С необычным проворством для старика, Харум залез на бетонный парапет.

– Командиры первого оцепления, слушайте меня! – крикнул он. – Приказываю: опустить оружие, и отступить! Бой закончен! Уводите солдат с трибун!

– Солдаты не слушайте его! – крикнул кто-то в толпе. – Старик вместе с ними! Харум предатель! Измена!..

– Измена!.. Измена!.. – поддержали его десятки голосов. Трибуны заволновались с новой силой. Опять зазвенели мечи. Солдаты оцепления ринулись к проходам, толпа толкала их в спины, и постепенно «серебряные» стали отступать.

– Леман! – крикнул Харум эрлу. – Останови их! Останови, пока еще можешь!..

Харум был прав, Леман понимал это, и как ни хотелось довести начатое до конца, но надо было остановиться.

– Щит на плечи! – скрипя сердцем, крикнул он своим бородачам, и через секунду один из них вытащил и поднял над головой деревянный круглый щит. Он, и еще трое других поставили его на плечи, и подперли шеями. Давка была ужасной, с большим трудом, но Леман все же смог вскарабкаться на эту качающуюся платформу, и, возвышаясь над толпой, стоя на одном колене, приказал отступить.

– Солдаты назад! – кричал он снова и снова! – Назад! – повторял, пока, наконец, его не услышали. Натиск стал ослабевать, щит Лемана перестал качаться и он смог встать в полный рост. – Поднять копья, мечи в ножны! –произнес он охрипшим, но все еще громким и уверенным голосом. –Командиры первого и второго оцеплений уводите отряды через главные и восточные ворота! Третье оцепление выходит через северные.

На мгновенье стало тихо, и уже через секунду, над трибунами раздались зычные команды командиров:

– Первый аклертит, конец атаки! Отступить на центр! Стройся на выход!.. Второй аклертит, конец атаки! Отступить на центр! Собраться на исходной!.. Третий аклертит, конец атаки! Атарьер рух! Всем идти к восточным воротам!.. Четвертый…

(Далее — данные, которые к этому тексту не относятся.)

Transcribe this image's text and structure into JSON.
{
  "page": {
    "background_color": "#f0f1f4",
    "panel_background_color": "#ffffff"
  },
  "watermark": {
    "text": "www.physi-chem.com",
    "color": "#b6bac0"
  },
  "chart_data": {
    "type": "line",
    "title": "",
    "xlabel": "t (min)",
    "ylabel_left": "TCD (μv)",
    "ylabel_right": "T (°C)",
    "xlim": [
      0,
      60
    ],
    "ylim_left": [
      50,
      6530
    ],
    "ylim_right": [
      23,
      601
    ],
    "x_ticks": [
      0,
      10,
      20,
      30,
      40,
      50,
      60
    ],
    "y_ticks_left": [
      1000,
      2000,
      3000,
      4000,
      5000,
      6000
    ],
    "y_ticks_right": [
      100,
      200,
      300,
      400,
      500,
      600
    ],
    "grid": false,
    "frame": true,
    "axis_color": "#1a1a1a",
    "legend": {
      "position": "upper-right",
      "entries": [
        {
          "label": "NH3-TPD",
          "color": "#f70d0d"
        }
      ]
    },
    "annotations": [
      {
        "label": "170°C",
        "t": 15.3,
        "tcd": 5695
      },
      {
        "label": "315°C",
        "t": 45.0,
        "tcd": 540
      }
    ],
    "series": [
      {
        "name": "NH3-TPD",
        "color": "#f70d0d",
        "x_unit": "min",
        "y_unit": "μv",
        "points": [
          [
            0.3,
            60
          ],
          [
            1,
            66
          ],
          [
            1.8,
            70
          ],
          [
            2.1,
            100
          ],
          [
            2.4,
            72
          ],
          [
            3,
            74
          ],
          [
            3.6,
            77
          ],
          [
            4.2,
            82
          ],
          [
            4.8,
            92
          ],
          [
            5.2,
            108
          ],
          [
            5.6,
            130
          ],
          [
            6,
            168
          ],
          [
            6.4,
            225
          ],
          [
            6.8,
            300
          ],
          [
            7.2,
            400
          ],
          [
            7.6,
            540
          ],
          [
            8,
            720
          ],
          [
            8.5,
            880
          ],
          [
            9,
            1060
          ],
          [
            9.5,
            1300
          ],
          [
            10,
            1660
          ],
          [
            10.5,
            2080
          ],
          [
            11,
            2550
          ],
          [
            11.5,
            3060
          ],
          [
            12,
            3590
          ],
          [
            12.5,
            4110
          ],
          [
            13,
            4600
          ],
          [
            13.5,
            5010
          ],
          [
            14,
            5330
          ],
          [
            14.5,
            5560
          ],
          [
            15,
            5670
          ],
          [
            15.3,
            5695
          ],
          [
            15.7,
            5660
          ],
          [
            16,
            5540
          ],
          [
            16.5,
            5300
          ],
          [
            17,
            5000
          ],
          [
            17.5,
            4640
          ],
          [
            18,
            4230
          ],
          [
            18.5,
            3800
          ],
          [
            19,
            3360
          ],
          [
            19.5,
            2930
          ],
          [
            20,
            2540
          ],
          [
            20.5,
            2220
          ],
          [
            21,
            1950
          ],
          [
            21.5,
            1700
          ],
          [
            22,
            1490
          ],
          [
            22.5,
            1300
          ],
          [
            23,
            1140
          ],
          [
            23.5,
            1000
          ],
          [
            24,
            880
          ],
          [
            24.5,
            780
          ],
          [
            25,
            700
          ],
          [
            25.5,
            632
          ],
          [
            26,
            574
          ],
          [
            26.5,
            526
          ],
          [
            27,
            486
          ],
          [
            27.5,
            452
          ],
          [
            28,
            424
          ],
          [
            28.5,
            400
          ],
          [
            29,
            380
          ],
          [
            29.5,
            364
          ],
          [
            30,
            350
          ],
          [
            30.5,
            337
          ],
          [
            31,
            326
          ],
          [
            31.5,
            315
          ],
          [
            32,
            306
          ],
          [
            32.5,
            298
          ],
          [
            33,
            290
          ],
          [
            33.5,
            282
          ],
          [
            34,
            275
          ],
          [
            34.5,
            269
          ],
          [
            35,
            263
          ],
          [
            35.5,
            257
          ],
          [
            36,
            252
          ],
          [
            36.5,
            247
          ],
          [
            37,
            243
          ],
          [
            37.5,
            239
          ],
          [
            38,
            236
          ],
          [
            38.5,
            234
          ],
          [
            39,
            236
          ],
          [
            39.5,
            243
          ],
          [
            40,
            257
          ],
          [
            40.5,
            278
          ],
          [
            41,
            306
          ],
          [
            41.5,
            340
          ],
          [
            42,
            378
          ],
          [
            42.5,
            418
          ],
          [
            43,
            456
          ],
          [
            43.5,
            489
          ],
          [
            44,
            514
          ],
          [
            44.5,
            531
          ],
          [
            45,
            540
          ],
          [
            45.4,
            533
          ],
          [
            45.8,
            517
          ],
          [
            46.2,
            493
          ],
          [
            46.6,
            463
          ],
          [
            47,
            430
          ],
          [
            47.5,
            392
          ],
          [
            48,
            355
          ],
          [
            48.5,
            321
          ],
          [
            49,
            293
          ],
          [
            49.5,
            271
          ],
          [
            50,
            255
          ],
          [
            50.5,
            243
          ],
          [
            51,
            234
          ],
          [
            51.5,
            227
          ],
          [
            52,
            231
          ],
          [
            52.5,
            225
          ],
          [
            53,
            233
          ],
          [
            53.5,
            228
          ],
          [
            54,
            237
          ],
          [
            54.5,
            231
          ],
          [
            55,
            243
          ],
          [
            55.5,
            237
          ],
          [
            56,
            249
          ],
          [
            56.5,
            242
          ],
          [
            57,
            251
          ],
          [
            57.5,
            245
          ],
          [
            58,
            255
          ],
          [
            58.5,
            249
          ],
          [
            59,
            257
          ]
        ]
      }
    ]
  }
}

– Леман посмотрел на Харума. – Народ с трибун пойдет через западные. Пусть твои организуют, – сказал он устало, и повернулся к арене. Там, в Кругу смерти все еще стоял на коленях, пронзенный мечом Эмистан. Он так странно держался за рукоять, что казалось, проколол себя сам. Голова его была опрокинута лицом вверх, глаза смотрели в небо, дымный ветер трепал черные вьющиеся волосы. Когда-то, кажется, это было лет десять назад, они плыли на «Грозном владыке» по Бескрайнему морю на север Диких Земель, чтобы выбрать подходящую бухту, и построить на берегу Новый город. Леман вспомнил, как выхаживая вдоль правого борта, Эмистан часами смотрел на линю берега. Ветер тогда так же трепал его длинные густые волосы. И однажды он поднял руку, посмотрел на Лемана, и тыча пальцем в сторону нескольких завалившихся рыбацких изб, на изъеденном волнами каменистом берегу, крикнул: «Здесь! Здесь будет первый северный порт! Здесь мы построим город!»

Леман будто бы ждал, что сейчас он повернется так же, как тогда, но он оставался неподвижен. Руки, кожа лица и даже губы стали белыми и твердыми, как мрамор.

Стаха уже не было. Мост, по которому он ушел, окруженный черным дымом, полыхал надо рвом.